Events in Israel and its neighbors dominated international media coverage of this region in 1995 and 1996, drawn by the assassination of Prime Minister Rabin and the horrors of civilian deaths in Israel and Lebanon. Behind vivid atrocities, however, deeper changes were also at work, often too subtle for notice in a single country. One example is the role of women. In many countries the proposals of the International Women's Conference in Beijing stirred substantial opposition from religious authorities. In the future, will this lead to narrower roles for women? A very different example is higher oil prices. Will they lift the region from years of economic stagnation? Or will they simply prove a momentary blip before Iraqi exports satisfy demand and push prices back down?

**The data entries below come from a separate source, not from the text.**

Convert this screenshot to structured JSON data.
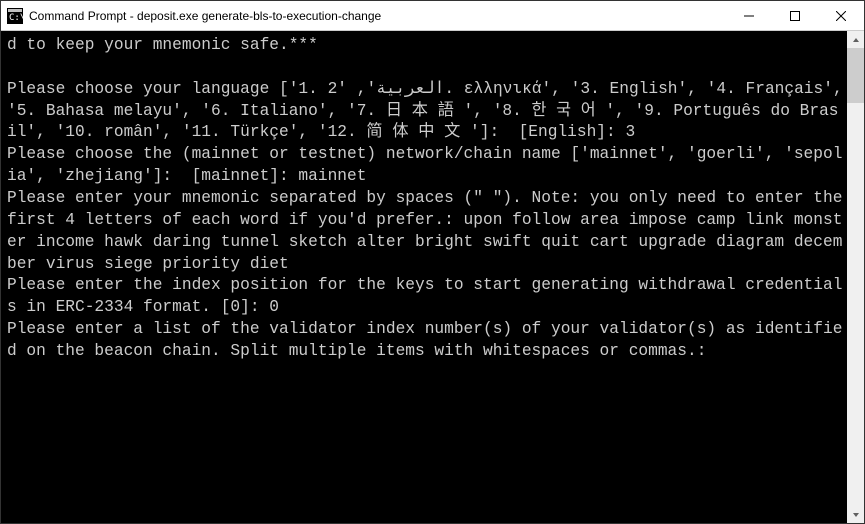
{
  "titlebar": {
    "title": "Command Prompt - deposit.exe  generate-bls-to-execution-change"
  },
  "terminal": {
    "content": "d to keep your mnemonic safe.***\n\nPlease choose your language ['1. العربية', '2. ελληνικά', '3. English', '4. Français', '5. Bahasa melayu', '6. Italiano', '7. 日 本 語 ', '8. 한 국 어 ', '9. Português do Brasil', '10. român', '11. Türkçe', '12. 简 体 中 文 ']:  [English]: 3\nPlease choose the (mainnet or testnet) network/chain name ['mainnet', 'goerli', 'sepolia', 'zhejiang']:  [mainnet]: mainnet\nPlease enter your mnemonic separated by spaces (\" \"). Note: you only need to enter the first 4 letters of each word if you'd prefer.: upon follow area impose camp link monster income hawk daring tunnel sketch alter bright swift quit cart upgrade diagram december virus siege priority diet\nPlease enter the index position for the keys to start generating withdrawal credentials in ERC-2334 format. [0]: 0\nPlease enter a list of the validator index number(s) of your validator(s) as identified on the beacon chain. Split multiple items with whitespaces or commas.:"
  }
}
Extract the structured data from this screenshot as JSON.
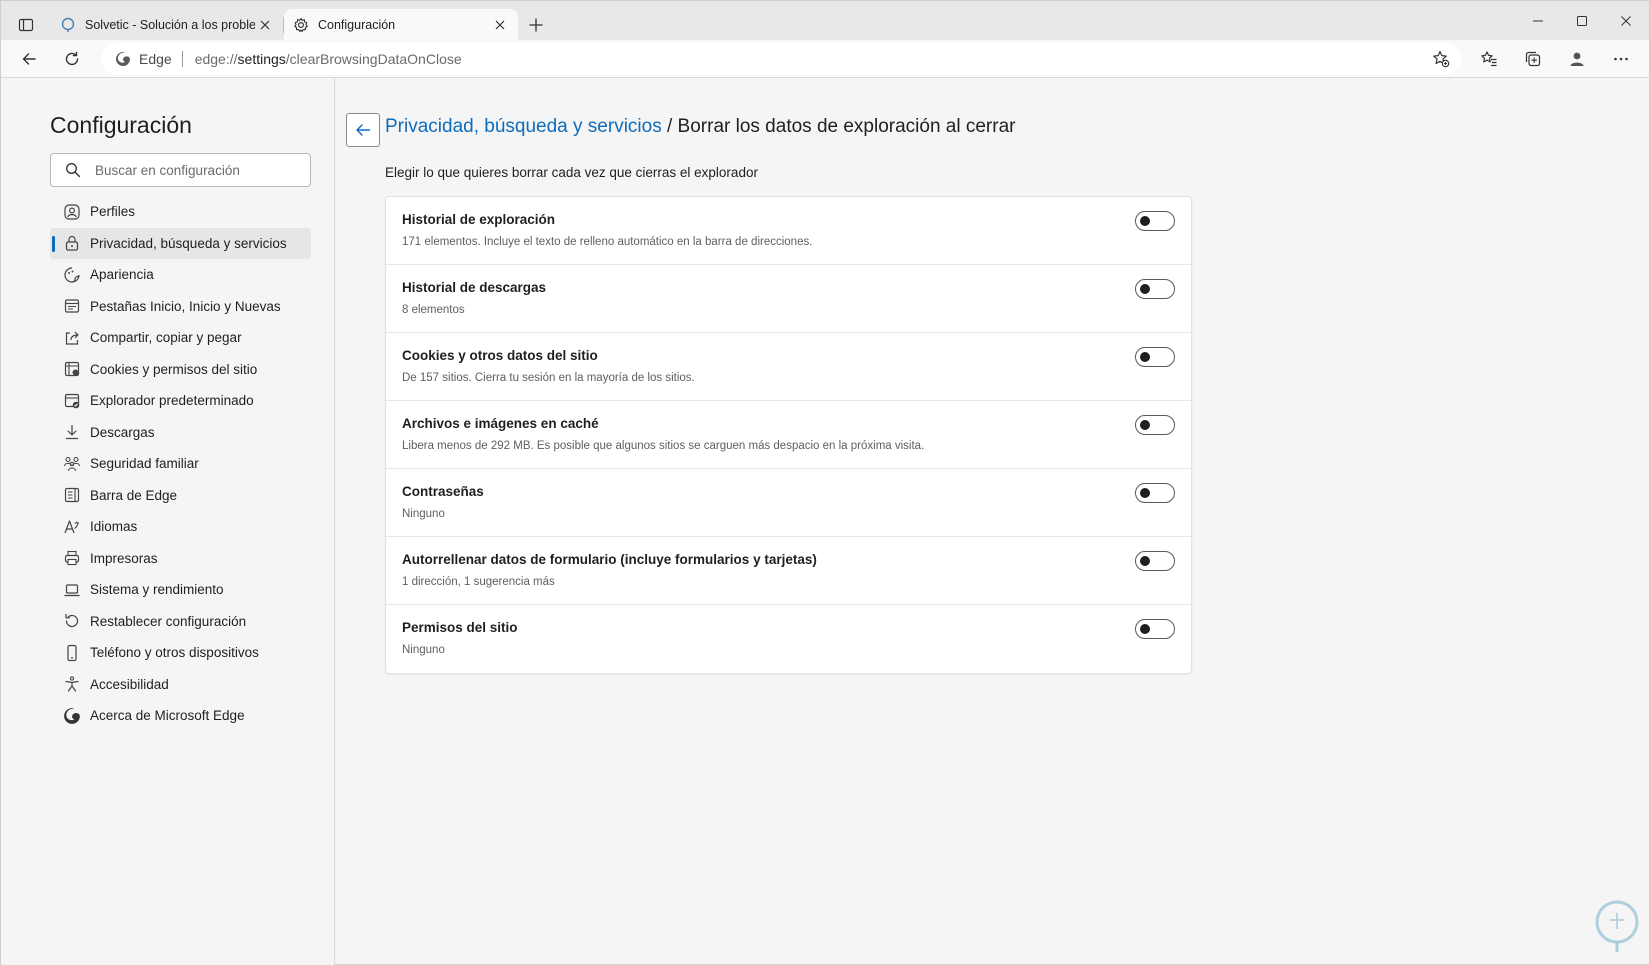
{
  "window": {
    "tabs": [
      {
        "label": "Solvetic - Solución a los problemas",
        "icon": "solvetic-favicon",
        "active": false
      },
      {
        "label": "Configuración",
        "icon": "gear-icon",
        "active": true
      }
    ]
  },
  "toolbar": {
    "site_label": "Edge",
    "url_prefix": "edge://",
    "url_host": "settings",
    "url_path": "/clearBrowsingDataOnClose"
  },
  "sidebar": {
    "title": "Configuración",
    "search_placeholder": "Buscar en configuración",
    "items": [
      {
        "label": "Perfiles",
        "icon": "profile-icon"
      },
      {
        "label": "Privacidad, búsqueda y servicios",
        "icon": "lock-icon",
        "selected": true
      },
      {
        "label": "Apariencia",
        "icon": "appearance-icon"
      },
      {
        "label": "Pestañas Inicio, Inicio y Nuevas",
        "icon": "tabs-icon"
      },
      {
        "label": "Compartir, copiar y pegar",
        "icon": "share-icon"
      },
      {
        "label": "Cookies y permisos del sitio",
        "icon": "cookies-icon"
      },
      {
        "label": "Explorador predeterminado",
        "icon": "default-browser-icon"
      },
      {
        "label": "Descargas",
        "icon": "download-icon"
      },
      {
        "label": "Seguridad familiar",
        "icon": "family-icon"
      },
      {
        "label": "Barra de Edge",
        "icon": "edge-bar-icon"
      },
      {
        "label": "Idiomas",
        "icon": "language-icon"
      },
      {
        "label": "Impresoras",
        "icon": "printer-icon"
      },
      {
        "label": "Sistema y rendimiento",
        "icon": "laptop-icon"
      },
      {
        "label": "Restablecer configuración",
        "icon": "reset-icon"
      },
      {
        "label": "Teléfono y otros dispositivos",
        "icon": "phone-icon"
      },
      {
        "label": "Accesibilidad",
        "icon": "accessibility-icon"
      },
      {
        "label": "Acerca de Microsoft Edge",
        "icon": "edge-logo-icon"
      }
    ]
  },
  "main": {
    "breadcrumb_parent": "Privacidad, búsqueda y servicios",
    "breadcrumb_separator": "/",
    "page_title": "Borrar los datos de exploración al cerrar",
    "subtitle": "Elegir lo que quieres borrar cada vez que cierras el explorador",
    "options": [
      {
        "title": "Historial de exploración",
        "desc": "171 elementos. Incluye el texto de relleno automático en la barra de direcciones.",
        "enabled": false
      },
      {
        "title": "Historial de descargas",
        "desc": "8 elementos",
        "enabled": false
      },
      {
        "title": "Cookies y otros datos del sitio",
        "desc": "De 157 sitios. Cierra tu sesión en la mayoría de los sitios.",
        "enabled": false
      },
      {
        "title": "Archivos e imágenes en caché",
        "desc": "Libera menos de 292 MB. Es posible que algunos sitios se carguen más despacio en la próxima visita.",
        "enabled": false
      },
      {
        "title": "Contraseñas",
        "desc": "Ninguno",
        "enabled": false
      },
      {
        "title": "Autorrellenar datos de formulario (incluye formularios y tarjetas)",
        "desc": "1 dirección, 1 sugerencia más",
        "enabled": false
      },
      {
        "title": "Permisos del sitio",
        "desc": "Ninguno",
        "enabled": false
      }
    ]
  },
  "colors": {
    "accent": "#0f6cbd",
    "sidebar_bg": "#f5f5f5",
    "tabstrip_bg": "#e8e8e8"
  }
}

GML seeks to inform a generally educated public about
a most interesting and
strategically important region. It begins where the highest
peaks of the Himalayas separate Southern Asia from the Far East. It continues
through India, one-sixth of humanity, and then past Muslim countries neighboring
Russia and blocking its access to a warm-water port. Under the waters of
the Gulf and the surrounding lands lie roughly two-thirds of the world's
oil deposits. Far beyond its size or wealth, the region bears strategic
value and importance to trade routes.
Bangladesh will always rank as one of the most hopelessly and perpetually poor nations, while parts of the United Arab Emirates stand at the top of world per capita income. Economic systems vary equally as income, with advocates of free trade and autarchy, free enterprise and state socialism. While sharp operators abound, the hospitality of the people is famous. The geography stretches, very simply, from the highest (Mt. Everest) to the lowest (the Dead Sea), and from the wettest (Assam in northeastern India) to regions of Arabia so dry it has not rained for years. The aesthetically with the desert beauty of Wadi Rum in Jordan and the water and greenery of the Bosphorus or Vale of Kashmir.